Board File: 034230-C

Neutral Citation: 2022 CIRB 1009

February 24, 2022

The panel of the Canada Industrial Relations Board (the Board) was composed of Ms. Jennifer Webster, Vice-Chairperson, sitting alone pursuant to section 14(3.1) of the Canada Labour Code (the Code). A hearing was held on November 25, 2021.

Appearances

Mr. John Lennox, on his own behalf;

Ms. Janet Morrice, for 882819 Ontario Limited, o/a Morrice Transportation.

I. Nature of the Complaint

[1] In August 2020, Mr. John Lennox (the complainant) filed a complaint with the Labour Program of Employment and Social Development Canada (ESDC), pursuant to section 240(1) of Part III of the Code (Standard Hours, Wages, Vacations and Holidays), in which he claimed that he had been constructively dismissed from his employment by 882819 Ontario Limited, o/a Morrice Transportation (the respondent or Morrice Transportation).

[2] The ESDC referred the complaint to the Board on December 11, 2020, after the complainant requested adjudication, and a hearing was held by videoconference on November 25, 2021.

[3] Mr. Lennox was a long-haul truck driver for Morrice Transportation, a company that operates an interprovincial and international road transportation business out of Windsor, Ontario. He had worked for the respondent since May 2018. The complainant states that he was constructively dismissed from his employment. First, he argues that the employer changed the terms and conditions of his employment by considering him a part-time instead of a full-time truck driver. Second, he argues that a series of incidents that occurred in 2020, including incidents of alleged harassment, caused him to resign.

[4] The respondent denies that there was a constructive dismissal. It argues that it did not change the complainant’s status from full-time to part-time and contests the complainant’s version of the incidents that occurred in 2020.

[5] Based on its review of the parties’ evidence and submissions, the Board finds that the respondent did not constructively dismiss the complainant and that, therefore, the complaint of unjust dismissal should be dismissed. These are the Board’s reasons.

II. Background and Facts

[6] The events that led to this complaint occurred in mid-July 2020. The complainant had been dispatched to the United States on July 12, 2020. During this trip, he identified that his truck had an airbag overinflation issue. He advised the respondent of the issue. The respondent offered the complainant the choice of having an airbag repair performed in the United States or at the Morrice Transportation shop in Windsor upon his return. The respondent also confirmed that the airbag overinflation concern was not an emergency repair. Based on his conversation with the respondent, the complainant decided to return to Windsor for the airbag repair.

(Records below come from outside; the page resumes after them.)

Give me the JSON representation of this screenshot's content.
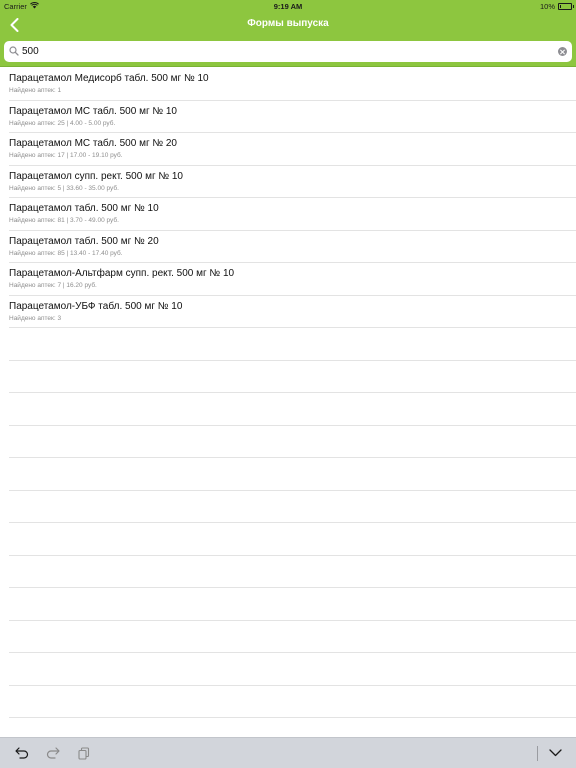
{
  "status_bar": {
    "carrier": "Carrier",
    "time": "9:19 AM",
    "battery_label": "10%",
    "battery_level": 0.1
  },
  "nav": {
    "title": "Формы выпуска",
    "back_icon": "chevron-left-icon"
  },
  "search": {
    "value": "500",
    "icon": "search-icon",
    "clear_icon": "clear-icon"
  },
  "results": [
    {
      "name": "Парацетамол Медисорб табл. 500 мг № 10",
      "info": "Найдено аптек: 1"
    },
    {
      "name": "Парацетамол МС табл. 500 мг № 10",
      "info": "Найдено аптек: 25 | 4.00 - 5.00 руб."
    },
    {
      "name": "Парацетамол МС табл. 500 мг № 20",
      "info": "Найдено аптек: 17 | 17.00 - 19.10 руб."
    },
    {
      "name": "Парацетамол супп. рект. 500 мг № 10",
      "info": "Найдено аптек: 5 | 33.60 - 35.00 руб."
    },
    {
      "name": "Парацетамол табл. 500 мг № 10",
      "info": "Найдено аптек: 81 | 3.70 - 49.00 руб."
    },
    {
      "name": "Парацетамол табл. 500 мг № 20",
      "info": "Найдено аптек: 85 | 13.40 - 17.40 руб."
    },
    {
      "name": "Парацетамол-Альтфарм супп. рект. 500 мг № 10",
      "info": "Найдено аптек: 7 | 16.20 руб."
    },
    {
      "name": "Парацетамол-УБФ табл. 500 мг № 10",
      "info": "Найдено аптек: 3"
    }
  ],
  "keyboard_bar": {
    "undo_icon": "undo-icon",
    "redo_icon": "redo-icon",
    "paste_icon": "paste-icon",
    "dismiss_icon": "chevron-down-icon"
  },
  "colors": {
    "accent": "#8dc63f",
    "keyboard_bar": "#d2d5db"
  }
}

[7] The complainant returned the truck to the respondent’s yard in the evening of July 14, 2020, and the airbag repair was completed early in the morning of July 15, 2020.

[8] After the completion of the repair, Mr. Shawn Voakes, the respondent’s Dispatch Manager, emailed the complainant, advising him that the truck would be ready to go at 9:00 a.m. and asking him to confirm what time he would be arriving for work. The complainant responded that he was not available to work until July 18, 2020, because he had submitted his planned time available (PTA) for that date. Mr. Voakes told the complainant by email that he was required to come in and complete his work week, and he copied this direction to Mr. Rob Morrice, the respondent’s President and Operations Manager.

[9] On July 15, 2020, at 8:04 a.m., Mr. Morrice wrote to the complainant in response to the email exchange with Mr. Voakes as follows:

John if part time is what you want we are ok with it

But to be a full time driver again we need full time hours.

You cant work 1 trip take off 4 days than 1 trip than 5 days off

I will pass it on to safety to change you to part time and take you off the health benefit program

Than you can work when you want and we wont bug you or require you to meet the min miles needed.

[sic]

[10] The complainant and Mr. Morrice then exchanged the following series of emails that same day:

[The complainant’s email to Mr. Morrice at 8:34 a.m.]

The truck needed repairs.

I managed to get the Company truck back to Windsor as Matt [the respondent’s Fleet and Property Manager] requested so I set my pta and have planned accordingly. I’m available plenty of hours and miles on an ongoing basis. If you prefer to confuse and complicate this simple situation that is your decision and I will adjust accordingly. My pta is set for Saturday 7/18.

[Mr. Morrice’s email to the complainant at 8:45 a.m.]

The shop explained to you on Tuesday on the phone the truck would be ready at 8am today, as the issue was minor repair and matt even offered to come back Tuesday night to fix so you could continue to work as planned./ I’m sorry but full time isn’t avail for your work schedule we need 5 days out of drivers, you had no time booked off so you would be excepted to finish your week, you wont which is fine and this will move you to part time casual driver, which I think wil work best for our operation,

If part time isn’t for you, we understand. We might not be the right place for your future. But the pta that you entered is not accepted and be documented as refusal of work.

[The complainant’s email to Mr. Morrice at 9:01 a.m.]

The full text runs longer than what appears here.